Indonesia: Indocement Tunggal Prakarsa plans to discontinue production at its P1, P2, and P6 cement plants in Citeureup, West Java to improve efficiency and maintain margin stability amid weak demand in the cement industry.
"We seek to stabilise margins in 2015 by shutting down plants that are not efficient, including plants P1, P2 and P6 in Citeureup," said Christian Kartawijaya, president director of Indocement. He said that operations in plants P1, P2, and P6 were no longer efficient and that they were usually only used as backup when another plant was on maintenance. The lost production from the closure of the three plants will soon be replaced by production from the new 4.4Mt/yr capacity P14 plant, which is due for completion by the end of 2015.
Indocement also plans to reduce fixed costs and to postpone some of its non-urgent projects and expansions, including cutting down 2015's capital expenditure to maintain its performance. "We plan to decrease our 2015 capital expenditure to US$258m, as demand for cement has not risen amid a cement supply hike. Therefore, we will try to postpone our investments," said Kartawijaya.

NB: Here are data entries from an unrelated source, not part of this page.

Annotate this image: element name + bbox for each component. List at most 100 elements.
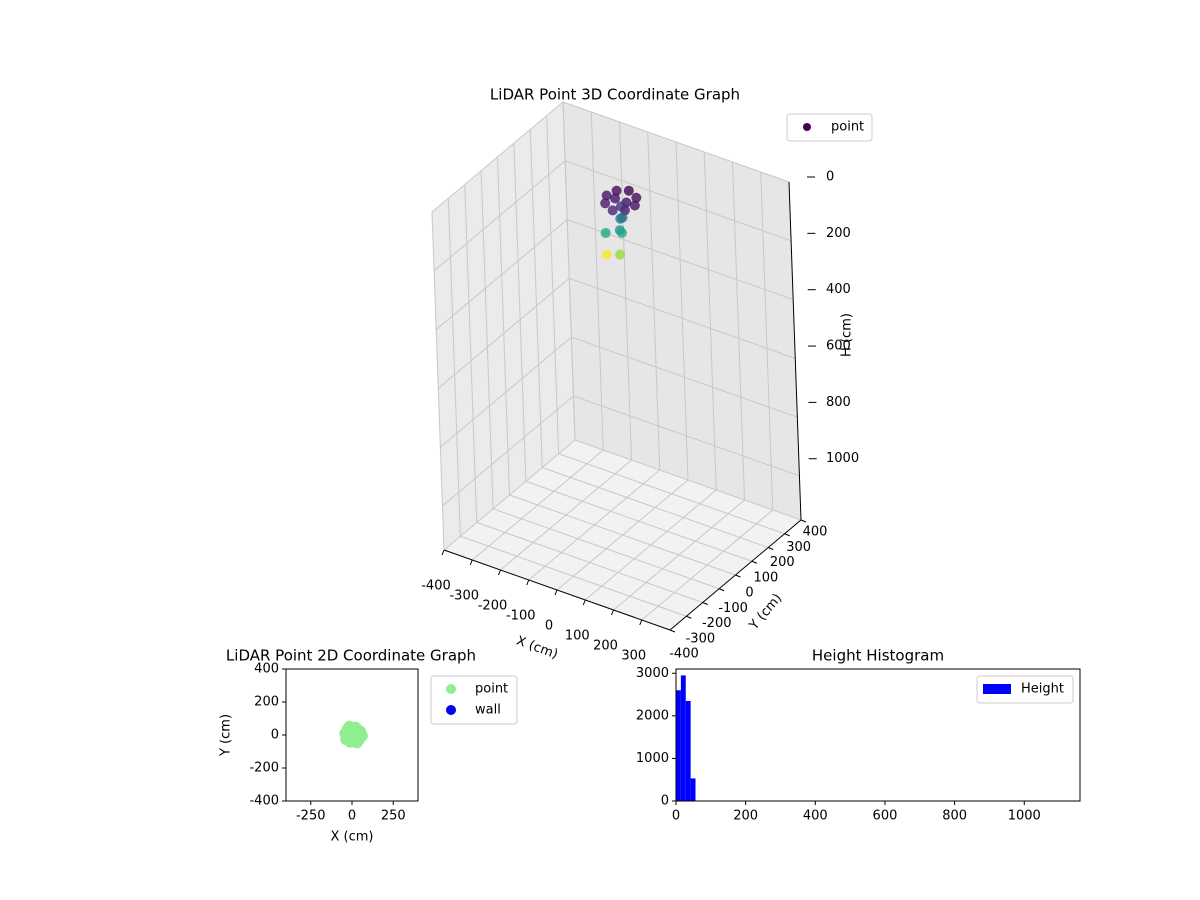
y-tick-label: 100 (753, 570, 778, 585)
y-tick-label: 400 (254, 662, 279, 677)
x-tick-label: 0 (545, 619, 553, 634)
grid-line (442, 395, 800, 507)
tick-mark (735, 574, 741, 578)
x-tick-label: 200 (733, 809, 758, 824)
y-tick-label: -200 (702, 616, 732, 631)
tick-mark (554, 589, 558, 596)
y-tick-label: -200 (249, 761, 279, 776)
grid-line (431, 101, 790, 213)
tick-mark (751, 560, 758, 564)
z-tick-label: 200 (826, 226, 851, 241)
tick-mark (800, 519, 807, 523)
legend-label: point (475, 682, 508, 697)
y-tick-label: 1000 (636, 751, 669, 766)
grid-line (480, 170, 720, 590)
z-tick-label: 600 (826, 339, 851, 354)
x-axis-label: X (cm) (331, 830, 374, 845)
grid-line (440, 336, 798, 448)
x-tick-label: 0 (672, 809, 680, 824)
legend-marker (446, 684, 456, 694)
tick-mark (702, 602, 708, 605)
point (352, 733, 365, 746)
legend-label: point (831, 120, 864, 135)
tick-mark (526, 579, 530, 586)
point (601, 190, 612, 201)
grid-line (497, 156, 736, 576)
tick-mark (686, 615, 692, 619)
grid-line (546, 115, 785, 535)
point (629, 200, 640, 211)
y-tick-label: 300 (786, 540, 811, 555)
legend-label: Height (1021, 682, 1064, 697)
x-tick-label: -200 (478, 599, 508, 614)
tick-mark (441, 549, 445, 556)
x-tick-label: -400 (421, 579, 451, 594)
x-tick-label: 250 (381, 809, 406, 824)
bar (676, 690, 681, 801)
point (600, 198, 611, 209)
grid-line (464, 184, 703, 603)
x-tick-label: 400 (803, 809, 828, 824)
tick-mark (718, 588, 725, 592)
point (601, 249, 612, 260)
z-tick-label: 1000 (826, 451, 859, 466)
tick-mark (784, 533, 790, 537)
legend-swatch (983, 684, 1011, 694)
bar (690, 778, 696, 801)
point (615, 201, 626, 212)
point (616, 227, 627, 238)
grid-line (435, 218, 794, 330)
y-tick-label: -400 (669, 647, 699, 662)
bar (685, 700, 691, 801)
grid-line (437, 277, 796, 389)
x-tick-label: 800 (942, 809, 967, 824)
y-tick-label: 0 (271, 728, 279, 743)
y-tick-label: -100 (718, 601, 748, 616)
legend-label: wall (475, 703, 501, 718)
y-tick-label: 2000 (636, 708, 669, 723)
axes-frame (675, 668, 1081, 802)
chart-title: LiDAR Point 2D Coordinate Graph (226, 647, 476, 665)
y-tick-label: 200 (254, 695, 279, 710)
grid-line (513, 143, 753, 562)
grid-line (562, 101, 802, 521)
y-tick-label: -400 (249, 794, 279, 809)
y-tick-label: 200 (770, 555, 795, 570)
tick-mark (669, 629, 676, 633)
z-axis-line (788, 181, 802, 521)
point (600, 227, 611, 238)
y-tick-label: -300 (686, 631, 716, 646)
tick-mark (469, 559, 473, 566)
x-axis-label: X (cm) (514, 634, 560, 663)
x-tick-label: -300 (449, 589, 479, 604)
y-tick-label: 0 (661, 794, 669, 809)
legend-frame (976, 675, 1074, 704)
point (611, 185, 622, 196)
y-tick-label: 400 (803, 525, 828, 540)
grid-line (447, 198, 687, 617)
grid-line (529, 129, 769, 548)
grid-line (433, 160, 792, 272)
chart-title: LiDAR Point 3D Coordinate Graph (490, 86, 740, 104)
point (631, 192, 642, 203)
y-tick-label: 3000 (636, 666, 669, 681)
bar (680, 675, 686, 801)
z-axis-label: H (cm) (840, 313, 855, 357)
x-tick-label: 600 (873, 809, 898, 824)
x-axis-line (443, 549, 671, 631)
chart-title: Height Histogram (812, 647, 944, 665)
x-tick-label: 300 (621, 649, 646, 664)
tick-mark (768, 547, 774, 550)
x-tick-label: 0 (348, 809, 356, 824)
x-tick-label: 200 (593, 639, 618, 654)
x-tick-label: 100 (565, 629, 590, 644)
x-tick-label: -100 (506, 609, 536, 624)
z-tick-label: 0 (826, 170, 834, 185)
point (341, 728, 354, 741)
point (349, 721, 362, 734)
point (607, 205, 618, 216)
tick-mark (611, 609, 614, 616)
point (623, 185, 634, 196)
z-tick-label: 400 (826, 282, 851, 297)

He added that the purchase of stone reserves and the investment in a new cement plant in Pati, Central Java will be postponed.
Indocement's revenues for the first six months of 2015 dropped by 6.6% year-on-year to US$654m due to an 8.8% decline of domestic sales to 8.2Mt. Its market share also shrank to 29.1% from 30.5% in 2014 due to weak domestic consumption, tight competition and oversupply in the national market. The decline in revenue and sales volume also resulted in 4.7% lower earnings (US$226m) before interest, taxes, depreciation and amortisation (EBITDA) and an 8.4% lower net profit at US$169m for the first half of 2015.
Indonesia: PT Semen Indonesia has posted a sharp drop in net profit to US$163m for the first half of 2015, according to Reuters. In the corresponding period of 2014, its net profit was US$207m.